Pakistan needs to repay a whopping USD 77.5 billion in external debt from April 2023 to June 2026 and the cash-strapped country may face “disruptive effects” if it ultimately defaults, a prominent US think tank has warned. The analysis published on Thursday by the United States Institute of Peace (USIP) warned that amid skyrocketing inflation, political conflicts, and rising terrorism, Pakistan is facing the risk of a default due to its massive external debt obligations, the Geo News reported on Friday.
Pakistan, currently tackling a major economic crisis, is grappling with high external debt, a weak local currency and dwindling foreign exchange reserves.
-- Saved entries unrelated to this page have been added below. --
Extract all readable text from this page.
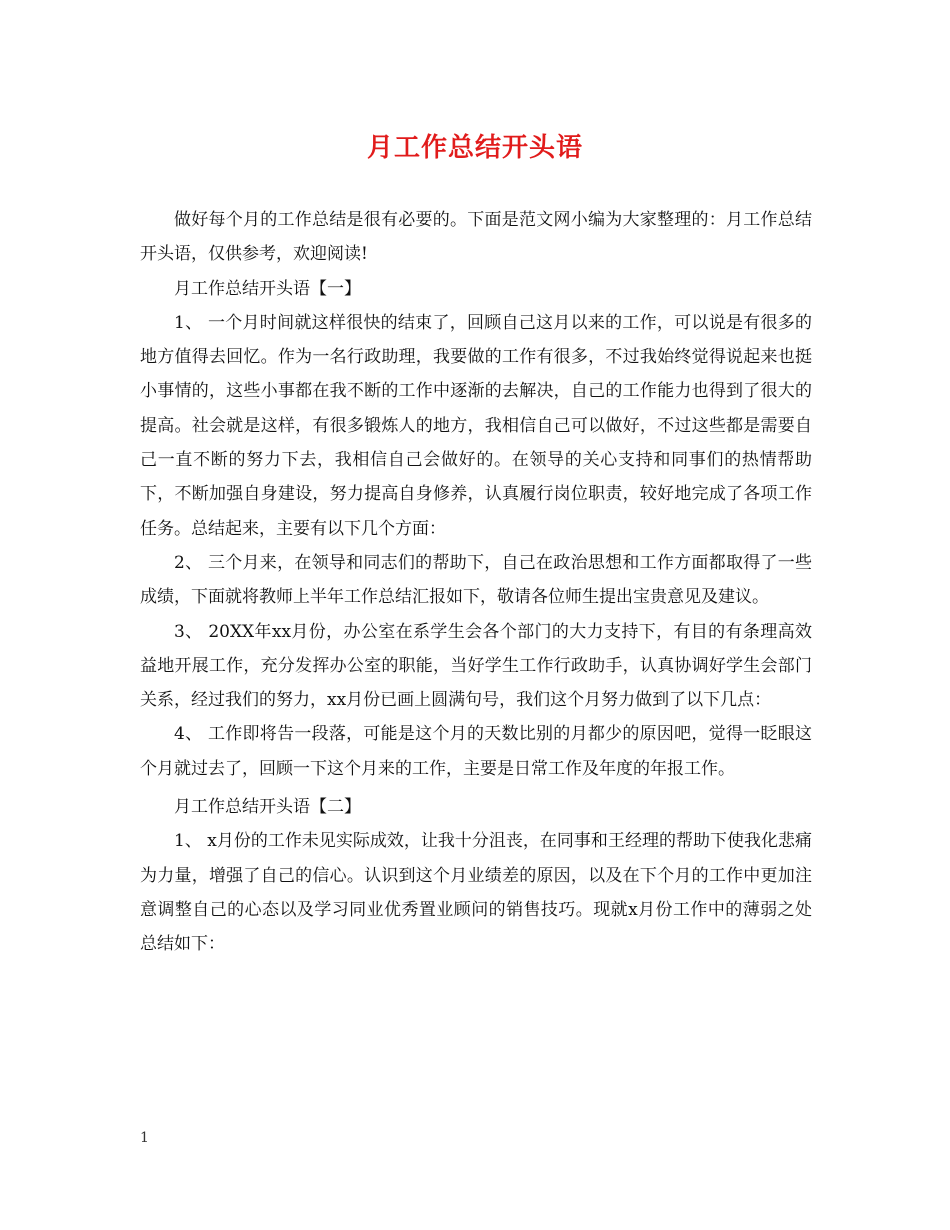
月工作总结开头语

做好每个月的工作总结是很有必要的。下面是范文网小编为大家整理的：月工作总结开头语，仅供参考，欢迎阅读!

月工作总结开头语【一】

1、 一个月时间就这样很快的结束了，回顾自己这月以来的工作，可以说是有很多的地方值得去回忆。作为一名行政助理，我要做的工作有很多，不过我始终觉得说起来也挺小事情的，这些小事都在我不断的工作中逐渐的去解决，自己的工作能力也得到了很大的提高。社会就是这样，有很多锻炼人的地方，我相信自己可以做好，不过这些都是需要自己一直不断的努力下去，我相信自己会做好的。在领导的关心支持和同事们的热情帮助下，不断加强自身建设，努力提高自身修养，认真履行岗位职责，较好地完成了各项工作任务。总结起来，主要有以下几个方面：

2、 三个月来，在领导和同志们的帮助下，自己在政治思想和工作方面都取得了一些成绩，下面就将教师上半年工作总结汇报如下，敬请各位师生提出宝贵意见及建议。

3、 20XX年xx月份，办公室在系学生会各个部门的大力支持下，有目的有条理高效益地开展工作，充分发挥办公室的职能，当好学生工作行政助手，认真协调好学生会部门关系，经过我们的努力，xx月份已画上圆满句号，我们这个月努力做到了以下几点：

4、 工作即将告一段落，可能是这个月的天数比别的月都少的原因吧，觉得一眨眼这个月就过去了，回顾一下这个月来的工作，主要是日常工作及年度的年报工作。

月工作总结开头语【二】

1、 x月份的工作未见实际成效，让我十分沮丧，在同事和王经理的帮助下使我化悲痛为力量，增强了自己的信心。认识到这个月业绩差的原因，以及在下个月的工作中更加注意调整自己的心态以及学习同业优秀置业顾问的销售技巧。现就x月份工作中的薄弱之处总结如下：

1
The USIP report called the USD 77.5 billion that Pakistan needs to repay in external debt from April 2023 to June 2026 a “hefty amount” for a USD 350 billion economy.
It stated that if Pakistan ultimately defaults, there will be a “cascade of disruptive effects”.
In the next three years, the debt-struck country has to make major repayments to Chinese financial institutions, private creditors and Saudi Arabia.
From April to June 2023, Pakistan faces near-term debt repayment pressure as the external debt servicing burden is USD 4.5 billion, the report said.
According to the report, substantial repayments are due in June, when a USD 1 billion Chinese SAFE deposit and a roughly USD 1.4 billion Chinese commercial loan would mature.
Pakistani authorities hope to convince the Chinese to refinance and roll over both debts, the report said, noting that the Chinese government and commercial banks have done so in the past.
Even if Pakistan manages to meet these obligations, the next fiscal year will be more challenging as the debt servicing will rise to nearly USD 25 billion, the report said.
Pakistan is awaiting a much-needed USD 1.1 billion tranche of funding from the Washington-based International Monetary Fund, originally due to be disbursed in November last year.
The funds are part of a USD 6.5 billion bailout package the IMF approved in 2019, which analysts say is critical if Pakistan is to avoid defaulting on external debt obligations.
The IMF programme, signed in 2019, will expire on June 30, 2023, and under the set guidelines, the programme cannot be extended beyond the deadline.
Pakistan and the IMF have been negotiating the programme’s resumption for months but have yet to reach an agreement.
There is no easy solution available to fix the ailing economy of Pakistan, and the government is of the view that they have taken all the tough decisions for reviving the stalled IMF programme.